Text
E-book Plantation Crisis : Ruptures of Dalit life in the Indian tea belt
Many people have grown up, lived, worked and died on Indian tea plantations. Although a small number have left in search of a better life elsewhere, they have often been replaced by their relatives. However, most workers have not experienced a life outside the plantations, which have cocooned their families for generations. Therefore, when long-standing owners began to shut down plantation production as the tea industry entered a period of crisis in the late 1990s, it represented a moment of unprecedented social and economic disruption for the workers. In the Peermade (P?rum?du) tea belt in the southern Indian state of Kerala,1 as in the other tea belts of India, the workers, who descended from the indentured workforce of the colonial period, were the victims of economic and political forces beyond their control. In Kerala, these workers were predominantly Tamil-speaking Dalits (ex-‘untouchables’), the poorest and the most oppressed community within India’s caste hierarchy.
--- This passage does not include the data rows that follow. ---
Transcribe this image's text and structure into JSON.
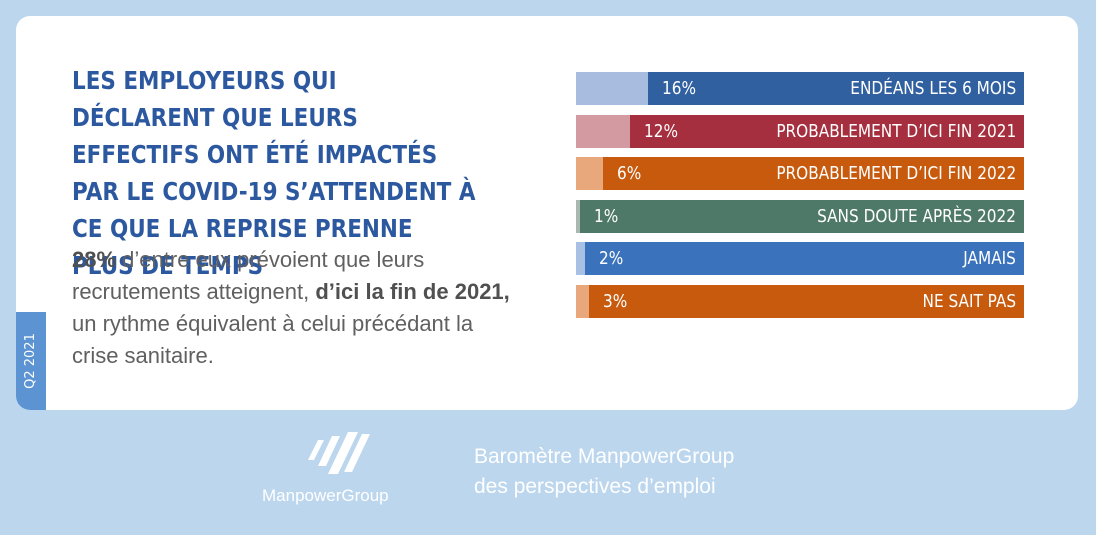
{
  "headline": "LES EMPLOYEURS QUI DÉCLARENT QUE LEURS EFFECTIFS ONT ÉTÉ IMPACTÉS PAR LE COVID-19 S’ATTENDENT À CE QUE LA REPRISE PRENNE PLUS DE TEMPS",
  "body": {
    "pct": "28%",
    "text1": " d’entre eux prévoient que leurs recrutements atteignent, ",
    "bold": "d’ici la fin de 2021,",
    "text2": " un rythme équivalent à celui précédant la crise sanitaire."
  },
  "side_tab": "Q2 2021",
  "chart_data": {
    "type": "bar",
    "orientation": "horizontal",
    "categories": [
      "ENDÉANS LES 6 MOIS",
      "PROBABLEMENT D’ICI FIN 2021",
      "PROBABLEMENT D’ICI FIN 2022",
      "SANS DOUTE APRÈS 2022",
      "JAMAIS",
      "NE SAIT PAS"
    ],
    "values": [
      16,
      12,
      6,
      1,
      2,
      3
    ],
    "value_labels": [
      "16%",
      "12%",
      "6%",
      "1%",
      "2%",
      "3%"
    ],
    "xlim": [
      0,
      100
    ],
    "colors": [
      "#3160a0",
      "#a52f3e",
      "#c85a0d",
      "#4e7969",
      "#3a72bb",
      "#c85a0d"
    ],
    "light_colors": [
      "#a8bce0",
      "#d49aa1",
      "#e8a87c",
      "#a9b8b0",
      "#a7c0e4",
      "#e8a87c"
    ]
  },
  "footer": {
    "brand": "ManpowerGroup",
    "tagline_line1": "Baromètre ManpowerGroup",
    "tagline_line2": "des perspectives d’emploi"
  }
}
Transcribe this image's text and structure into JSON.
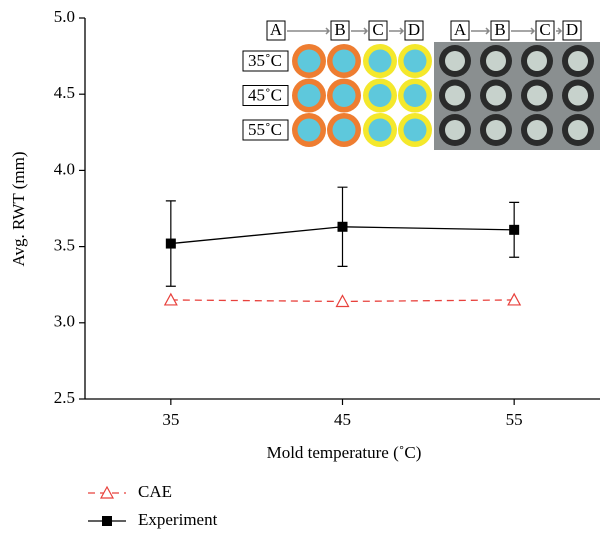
{
  "chart_data": {
    "type": "line",
    "xlabel": "Mold temperature (˚C)",
    "ylabel": "Avg. RWT (mm)",
    "x": [
      35,
      45,
      55
    ],
    "xlim": [
      30,
      60
    ],
    "xticks": [
      35,
      45,
      55
    ],
    "ylim": [
      2.5,
      5.0
    ],
    "yticks": [
      2.5,
      {
        "value": 3.0,
        "label": "3.0"
      },
      3.5,
      {
        "value": 4.0,
        "label": "4.0"
      },
      4.5,
      {
        "value": 5.0,
        "label": "5.0"
      }
    ],
    "series": [
      {
        "name": "CAE",
        "color": "#e8413c",
        "dashed": true,
        "marker": "triangle-open",
        "values": [
          3.15,
          3.14,
          3.15
        ]
      },
      {
        "name": "Experiment",
        "color": "#000000",
        "marker": "square",
        "values": [
          3.52,
          3.63,
          3.61
        ],
        "errors": [
          0.28,
          0.26,
          0.18
        ]
      }
    ],
    "inset": {
      "columns": [
        "A",
        "B",
        "C",
        "D"
      ],
      "rows": [
        "35˚C",
        "45˚C",
        "55˚C"
      ]
    }
  }
}
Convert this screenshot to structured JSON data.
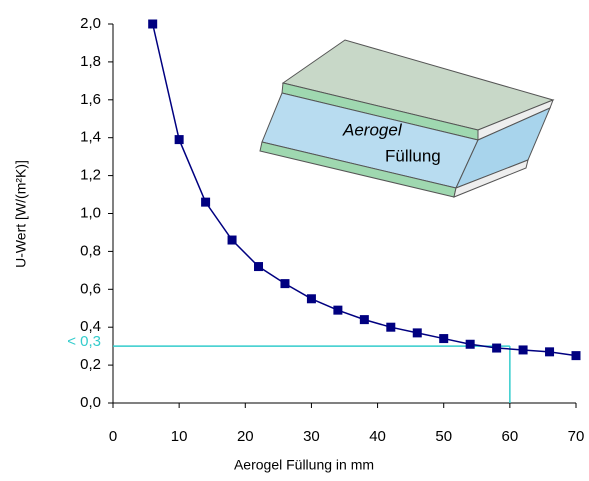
{
  "chart_data": {
    "type": "line",
    "x_label": "Aerogel Füllung in mm",
    "y_label": "U-Wert  [W/(m²K)]",
    "x": [
      6,
      10,
      14,
      18,
      22,
      26,
      30,
      34,
      38,
      42,
      46,
      50,
      54,
      58,
      62,
      66,
      70
    ],
    "values": [
      2.0,
      1.39,
      1.06,
      0.86,
      0.72,
      0.63,
      0.55,
      0.49,
      0.44,
      0.4,
      0.37,
      0.34,
      0.31,
      0.29,
      0.28,
      0.27,
      0.25
    ],
    "color": "#000080",
    "xlim": [
      0,
      70
    ],
    "xticks": [
      0,
      10,
      20,
      30,
      40,
      50,
      60,
      70
    ],
    "ylim": [
      0,
      2
    ],
    "yticks": [
      {
        "value": 0,
        "label": "0,0"
      },
      {
        "value": 0.2,
        "label": "0,2"
      },
      {
        "value": 0.4,
        "label": "0,4"
      },
      {
        "value": 0.6,
        "label": "0,6"
      },
      {
        "value": 0.8,
        "label": "0,8"
      },
      {
        "value": 1.0,
        "label": "1,0"
      },
      {
        "value": 1.2,
        "label": "1,2"
      },
      {
        "value": 1.4,
        "label": "1,4"
      },
      {
        "value": 1.6,
        "label": "1,6"
      },
      {
        "value": 1.8,
        "label": "1,8"
      },
      {
        "value": 2.0,
        "label": "2,0"
      }
    ],
    "annotation": {
      "label": "< 0,3",
      "x": 60,
      "y": 0.3,
      "color": "#33cccc"
    }
  },
  "illustration": {
    "labels": [
      "Aerogel",
      "Füllung"
    ]
  }
}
What was worse than being socially reproduced within the plantations was being forced into a liminal juncture when the plantations were abruptly shut down.The tea industry in India boomed in the first three decades of the postcolonial period, roughly between 1950 and 1980. By the late 1980s, India was second only to China in the production of tea globally, responsible for nearly 25 per cent of global tea production and employing 1.26 million people on tea plantations and another two million indirectly. However, the collapse of the price of tea in the international market in the early 1990s led to a major crisis in the Indian tea industry. Arguably, this was due to neoliberal structural transformations in the international tea trade. Trade agreements between countries conditioned the tea trade between 1950 and 1990, but this changed by the early 1990s as a few major corporate firms that controlled the industry began to intervene much more in determining the price of tea (Neilson and Pritchard 2009). The transition of the tea market from a state-regulated to a free market was part of larger transformations in the international political economy of trade. Similar changes occurred in other major agricultural commodities such as coffee and cocoa. Accordingly, the decline of the agrarian economy in the global South is directly linked to the globalisation of neoliberal capitalism.